I’ve seen one ghost in my life – a woman in a 1980s housecoat on the veranda of a beach house in North Carolina. She stood with her hands on the rail, looking out at the ocean. There was a terrible wind that night, which is what woke me in the first place, but nothing on the woman moved: not her hair, not the housecoat, nothing at all. I got the sense that she and I weren’t occupying the same time, only the same space; that she wasn’t aware of me at all and would not turn to look at me if I called out to her. If I had to categorize my experience, I would say that what I saw was maybe a moment, recorded, and played back for whatever reason. A ghostly movie.
That’s one kind of ghost story.
Stephen Mallatratt’s The Woman in Black, now at Fells Point Corner Theatre through November 5, is another kind entirely. A man named Arthur Kipps (Sean Coe) has hired an actor, played by Grayson Owen, to help him exorcise a haunting memory from his mind. Kipps wants to tell a ghost story, a true one, to his family to help them understand the nature of what he has lost.

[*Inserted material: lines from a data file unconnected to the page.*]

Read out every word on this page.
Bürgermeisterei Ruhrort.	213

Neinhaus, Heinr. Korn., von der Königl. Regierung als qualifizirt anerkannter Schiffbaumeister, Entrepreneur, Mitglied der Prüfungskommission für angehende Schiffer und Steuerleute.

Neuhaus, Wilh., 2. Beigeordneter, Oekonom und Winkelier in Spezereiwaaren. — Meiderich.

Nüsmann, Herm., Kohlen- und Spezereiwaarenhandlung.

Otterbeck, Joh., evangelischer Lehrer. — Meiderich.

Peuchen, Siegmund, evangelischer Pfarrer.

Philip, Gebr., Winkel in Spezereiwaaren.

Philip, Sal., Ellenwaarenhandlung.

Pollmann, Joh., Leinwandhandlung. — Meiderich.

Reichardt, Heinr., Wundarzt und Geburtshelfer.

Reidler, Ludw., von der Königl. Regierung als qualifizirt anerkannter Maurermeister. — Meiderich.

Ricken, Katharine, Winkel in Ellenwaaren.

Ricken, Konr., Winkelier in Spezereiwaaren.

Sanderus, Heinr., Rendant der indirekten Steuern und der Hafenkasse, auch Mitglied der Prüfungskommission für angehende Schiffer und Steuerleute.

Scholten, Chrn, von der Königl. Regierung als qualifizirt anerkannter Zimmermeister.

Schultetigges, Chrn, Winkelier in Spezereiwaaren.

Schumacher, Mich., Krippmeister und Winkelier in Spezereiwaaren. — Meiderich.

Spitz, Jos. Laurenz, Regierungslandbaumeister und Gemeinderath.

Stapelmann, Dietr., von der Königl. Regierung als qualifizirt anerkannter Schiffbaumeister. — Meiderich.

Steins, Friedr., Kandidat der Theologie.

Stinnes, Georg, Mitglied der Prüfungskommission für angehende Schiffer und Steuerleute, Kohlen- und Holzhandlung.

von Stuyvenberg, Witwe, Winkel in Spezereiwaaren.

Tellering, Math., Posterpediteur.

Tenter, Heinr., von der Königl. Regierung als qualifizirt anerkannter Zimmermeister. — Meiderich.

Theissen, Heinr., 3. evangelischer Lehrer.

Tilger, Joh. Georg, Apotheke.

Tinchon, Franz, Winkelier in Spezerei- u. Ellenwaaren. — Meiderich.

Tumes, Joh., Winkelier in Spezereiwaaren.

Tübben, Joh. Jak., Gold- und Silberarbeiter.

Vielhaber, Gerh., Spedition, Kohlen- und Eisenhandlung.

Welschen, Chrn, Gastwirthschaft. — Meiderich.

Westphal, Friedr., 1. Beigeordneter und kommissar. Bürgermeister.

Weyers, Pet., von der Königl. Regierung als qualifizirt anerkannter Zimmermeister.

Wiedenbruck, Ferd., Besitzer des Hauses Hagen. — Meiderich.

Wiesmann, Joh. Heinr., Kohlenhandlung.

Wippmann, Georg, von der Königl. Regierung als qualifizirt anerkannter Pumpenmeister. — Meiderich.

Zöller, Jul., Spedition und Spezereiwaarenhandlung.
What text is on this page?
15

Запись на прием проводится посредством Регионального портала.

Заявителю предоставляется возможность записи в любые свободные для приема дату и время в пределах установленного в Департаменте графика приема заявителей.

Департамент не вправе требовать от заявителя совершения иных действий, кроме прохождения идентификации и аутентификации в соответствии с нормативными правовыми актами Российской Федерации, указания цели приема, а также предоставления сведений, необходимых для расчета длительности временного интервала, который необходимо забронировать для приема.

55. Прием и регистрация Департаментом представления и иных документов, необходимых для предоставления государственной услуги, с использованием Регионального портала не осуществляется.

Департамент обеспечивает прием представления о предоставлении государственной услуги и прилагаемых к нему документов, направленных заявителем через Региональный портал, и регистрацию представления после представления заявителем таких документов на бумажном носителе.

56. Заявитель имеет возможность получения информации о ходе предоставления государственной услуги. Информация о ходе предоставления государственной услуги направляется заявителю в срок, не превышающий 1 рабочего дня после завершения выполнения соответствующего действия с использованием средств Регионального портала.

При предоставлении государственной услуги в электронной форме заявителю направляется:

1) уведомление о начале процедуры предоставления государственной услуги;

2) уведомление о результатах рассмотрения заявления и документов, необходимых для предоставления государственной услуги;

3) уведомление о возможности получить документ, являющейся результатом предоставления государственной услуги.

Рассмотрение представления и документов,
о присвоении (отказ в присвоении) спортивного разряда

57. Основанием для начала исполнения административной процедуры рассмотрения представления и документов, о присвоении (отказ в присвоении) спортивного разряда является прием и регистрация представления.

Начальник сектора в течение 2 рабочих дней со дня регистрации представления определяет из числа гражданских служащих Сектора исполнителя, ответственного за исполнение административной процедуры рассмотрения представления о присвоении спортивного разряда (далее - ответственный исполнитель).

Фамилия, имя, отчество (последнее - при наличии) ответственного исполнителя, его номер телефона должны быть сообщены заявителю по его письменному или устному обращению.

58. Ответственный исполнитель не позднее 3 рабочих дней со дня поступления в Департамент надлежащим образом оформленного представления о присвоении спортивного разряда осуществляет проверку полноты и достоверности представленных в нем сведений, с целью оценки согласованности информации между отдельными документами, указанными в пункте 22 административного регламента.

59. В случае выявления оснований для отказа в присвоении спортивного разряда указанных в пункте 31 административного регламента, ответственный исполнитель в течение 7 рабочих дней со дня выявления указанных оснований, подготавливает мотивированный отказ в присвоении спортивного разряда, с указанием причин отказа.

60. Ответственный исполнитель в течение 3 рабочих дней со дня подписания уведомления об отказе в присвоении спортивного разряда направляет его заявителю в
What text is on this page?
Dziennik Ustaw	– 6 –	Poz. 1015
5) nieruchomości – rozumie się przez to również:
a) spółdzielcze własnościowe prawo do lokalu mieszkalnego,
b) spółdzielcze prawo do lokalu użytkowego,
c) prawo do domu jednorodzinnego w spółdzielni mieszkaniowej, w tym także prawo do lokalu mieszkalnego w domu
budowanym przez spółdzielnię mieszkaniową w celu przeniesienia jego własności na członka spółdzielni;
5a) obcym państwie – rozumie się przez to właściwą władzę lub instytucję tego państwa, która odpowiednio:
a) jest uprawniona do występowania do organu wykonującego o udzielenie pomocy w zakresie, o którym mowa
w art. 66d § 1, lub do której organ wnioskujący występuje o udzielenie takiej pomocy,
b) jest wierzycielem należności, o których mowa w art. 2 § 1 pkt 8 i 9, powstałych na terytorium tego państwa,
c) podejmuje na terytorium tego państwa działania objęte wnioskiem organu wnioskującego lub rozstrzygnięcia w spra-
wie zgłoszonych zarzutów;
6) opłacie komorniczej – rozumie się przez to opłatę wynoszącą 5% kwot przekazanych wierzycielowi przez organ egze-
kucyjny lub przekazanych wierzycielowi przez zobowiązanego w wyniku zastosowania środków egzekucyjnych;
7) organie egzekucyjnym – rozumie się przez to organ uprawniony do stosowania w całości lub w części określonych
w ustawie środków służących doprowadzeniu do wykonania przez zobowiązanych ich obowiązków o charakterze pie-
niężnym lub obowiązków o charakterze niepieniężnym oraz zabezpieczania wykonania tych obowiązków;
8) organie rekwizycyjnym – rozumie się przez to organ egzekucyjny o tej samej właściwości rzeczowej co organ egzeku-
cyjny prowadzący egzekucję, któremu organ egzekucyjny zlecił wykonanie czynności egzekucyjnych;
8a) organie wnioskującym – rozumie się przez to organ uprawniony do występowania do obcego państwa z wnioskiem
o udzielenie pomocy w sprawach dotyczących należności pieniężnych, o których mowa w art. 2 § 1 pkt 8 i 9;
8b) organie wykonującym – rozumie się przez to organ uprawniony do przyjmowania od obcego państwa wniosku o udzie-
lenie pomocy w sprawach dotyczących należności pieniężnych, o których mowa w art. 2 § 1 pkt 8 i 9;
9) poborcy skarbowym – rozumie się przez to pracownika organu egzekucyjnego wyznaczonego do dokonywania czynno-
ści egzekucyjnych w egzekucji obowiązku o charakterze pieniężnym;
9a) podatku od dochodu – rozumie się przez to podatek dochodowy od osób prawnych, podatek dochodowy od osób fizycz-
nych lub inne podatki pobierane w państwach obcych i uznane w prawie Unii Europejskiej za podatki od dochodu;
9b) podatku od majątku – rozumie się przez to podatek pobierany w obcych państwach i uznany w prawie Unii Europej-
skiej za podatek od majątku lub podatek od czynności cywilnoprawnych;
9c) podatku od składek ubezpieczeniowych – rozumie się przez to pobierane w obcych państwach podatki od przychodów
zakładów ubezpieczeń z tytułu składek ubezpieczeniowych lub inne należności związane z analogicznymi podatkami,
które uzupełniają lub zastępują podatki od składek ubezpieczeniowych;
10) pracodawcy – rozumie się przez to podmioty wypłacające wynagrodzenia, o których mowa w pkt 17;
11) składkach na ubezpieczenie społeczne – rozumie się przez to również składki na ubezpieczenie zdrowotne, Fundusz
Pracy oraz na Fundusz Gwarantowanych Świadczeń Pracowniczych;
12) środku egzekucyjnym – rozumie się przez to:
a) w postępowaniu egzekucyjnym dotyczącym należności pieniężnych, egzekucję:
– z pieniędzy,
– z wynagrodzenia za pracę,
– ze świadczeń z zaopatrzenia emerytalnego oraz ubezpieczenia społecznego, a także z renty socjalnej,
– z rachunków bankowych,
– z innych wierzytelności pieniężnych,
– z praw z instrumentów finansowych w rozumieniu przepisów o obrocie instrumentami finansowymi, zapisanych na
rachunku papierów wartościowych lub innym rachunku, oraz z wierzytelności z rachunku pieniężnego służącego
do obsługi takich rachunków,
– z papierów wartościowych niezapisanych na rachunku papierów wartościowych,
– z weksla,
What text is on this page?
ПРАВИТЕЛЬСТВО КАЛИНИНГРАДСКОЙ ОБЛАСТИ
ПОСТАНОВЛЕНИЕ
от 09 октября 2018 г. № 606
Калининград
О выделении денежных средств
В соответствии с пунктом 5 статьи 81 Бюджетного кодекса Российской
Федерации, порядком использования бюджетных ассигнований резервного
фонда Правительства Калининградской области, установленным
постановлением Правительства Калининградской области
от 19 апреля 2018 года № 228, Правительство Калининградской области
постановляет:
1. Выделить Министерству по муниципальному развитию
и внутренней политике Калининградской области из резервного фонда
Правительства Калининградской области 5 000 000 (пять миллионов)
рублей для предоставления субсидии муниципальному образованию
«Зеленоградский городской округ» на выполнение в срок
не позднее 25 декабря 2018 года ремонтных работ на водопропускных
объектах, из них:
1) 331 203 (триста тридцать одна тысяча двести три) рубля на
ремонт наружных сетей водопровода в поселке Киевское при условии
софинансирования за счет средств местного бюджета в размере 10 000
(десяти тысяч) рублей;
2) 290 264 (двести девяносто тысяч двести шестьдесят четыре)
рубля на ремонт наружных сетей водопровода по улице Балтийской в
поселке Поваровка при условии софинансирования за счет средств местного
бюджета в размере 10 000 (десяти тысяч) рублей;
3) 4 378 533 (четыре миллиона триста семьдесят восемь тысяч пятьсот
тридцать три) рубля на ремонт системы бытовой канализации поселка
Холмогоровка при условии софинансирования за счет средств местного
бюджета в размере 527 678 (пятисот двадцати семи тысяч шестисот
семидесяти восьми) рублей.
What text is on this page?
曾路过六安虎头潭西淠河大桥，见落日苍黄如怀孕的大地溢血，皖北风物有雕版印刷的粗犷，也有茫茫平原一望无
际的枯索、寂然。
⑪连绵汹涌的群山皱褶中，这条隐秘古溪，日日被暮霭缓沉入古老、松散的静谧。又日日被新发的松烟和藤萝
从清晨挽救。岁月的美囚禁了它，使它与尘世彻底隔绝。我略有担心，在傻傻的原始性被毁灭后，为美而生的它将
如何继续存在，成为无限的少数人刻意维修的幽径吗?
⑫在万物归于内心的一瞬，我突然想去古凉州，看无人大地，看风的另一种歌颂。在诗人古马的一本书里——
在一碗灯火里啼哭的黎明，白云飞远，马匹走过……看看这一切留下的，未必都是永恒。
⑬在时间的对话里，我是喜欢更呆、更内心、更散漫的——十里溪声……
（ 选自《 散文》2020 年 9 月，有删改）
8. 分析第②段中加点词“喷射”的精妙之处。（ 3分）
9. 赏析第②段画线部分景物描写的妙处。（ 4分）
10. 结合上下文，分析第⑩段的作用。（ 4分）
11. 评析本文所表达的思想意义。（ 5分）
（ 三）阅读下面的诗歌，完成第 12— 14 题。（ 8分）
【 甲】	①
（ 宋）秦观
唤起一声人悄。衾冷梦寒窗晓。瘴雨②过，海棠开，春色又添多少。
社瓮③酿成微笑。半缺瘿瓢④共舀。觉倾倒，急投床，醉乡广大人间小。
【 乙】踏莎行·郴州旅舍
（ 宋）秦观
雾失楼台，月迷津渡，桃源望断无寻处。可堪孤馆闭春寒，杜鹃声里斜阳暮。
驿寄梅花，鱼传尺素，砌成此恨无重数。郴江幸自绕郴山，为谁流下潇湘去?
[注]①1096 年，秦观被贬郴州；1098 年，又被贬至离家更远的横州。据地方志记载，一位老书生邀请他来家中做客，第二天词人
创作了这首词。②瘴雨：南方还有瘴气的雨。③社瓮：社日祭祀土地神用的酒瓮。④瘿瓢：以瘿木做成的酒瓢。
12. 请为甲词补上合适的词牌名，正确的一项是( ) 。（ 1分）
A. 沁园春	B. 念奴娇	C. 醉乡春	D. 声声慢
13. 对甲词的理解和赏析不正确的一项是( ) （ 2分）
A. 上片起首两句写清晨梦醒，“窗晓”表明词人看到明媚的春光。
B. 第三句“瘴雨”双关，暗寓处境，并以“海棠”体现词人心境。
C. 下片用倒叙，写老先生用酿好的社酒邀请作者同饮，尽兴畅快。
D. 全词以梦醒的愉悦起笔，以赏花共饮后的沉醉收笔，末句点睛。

The actor, instead, convinces Kipps that the story should be staged, that roles should be assigned, that an audience won’t sit for five hours of exposition, that this is the only way to tell the story.
And so they do.
Solicitors, coachmen, pastors, and clerks populate the tale Kipps wants to tell, and it’s at this point that my role as reviewer is challenged. If we were just besties (as I know we all are) I would whisper excitedly to you about all the amazing things that happen on the stage – the kind of theatrical magic that both draws attention to itself (the stage, designed by Christopher Flint, is baldly, sparely lit by overhead and lamp light, with props covered by dust-cloth either waiting to be revealed or working hard to conceal something sinister); the kind of stage magic that pools under the skin like ice water. (I’ll just say this: rocking chairs remain the most haunted household items, beating out music boxes, china dolls, and box-tube televisions.) But I worry that talking too much at this point about who is haunted in this play, and who is haunting, and why, and how that is uncovered, would be to rob you of the gradual slow dread director Patrick Gorirossi is able to build and sustain.
The actors are an integral part of what brings this ghost story to life and, again, I don’t want to even write too much to you about exactly how this incredible cast achieves what they’re able to achieve because I’m worried that will give away the magic. And this is an incredibly magical production that startles, unnerves, terrifies, and unsettles.
Like all good ghost stories, The Woman in Black doesn’t ask anything more of you than to listen and watch. With its spare theatricality and grounded, expert performances, Fells Point Corner Theatre’s production is a wonderful fall night of supernatural thrills and a jump scare or two. And if you want to see it with someone who will absolutely jump six times and tell you about how his cats see things that aren’t there all the every day then hit me up in the comments and let’s go on a date.
Running Time: 90 minutes, with no intermission.
Note: We usually try to include images of productions in our write-ups; however, in this case, because of the nature of the play, we’re going to help the theater with the mystery. I mean, I already feel I’ve said too much in a couple of places. Keep the secrets if you’ve seen it.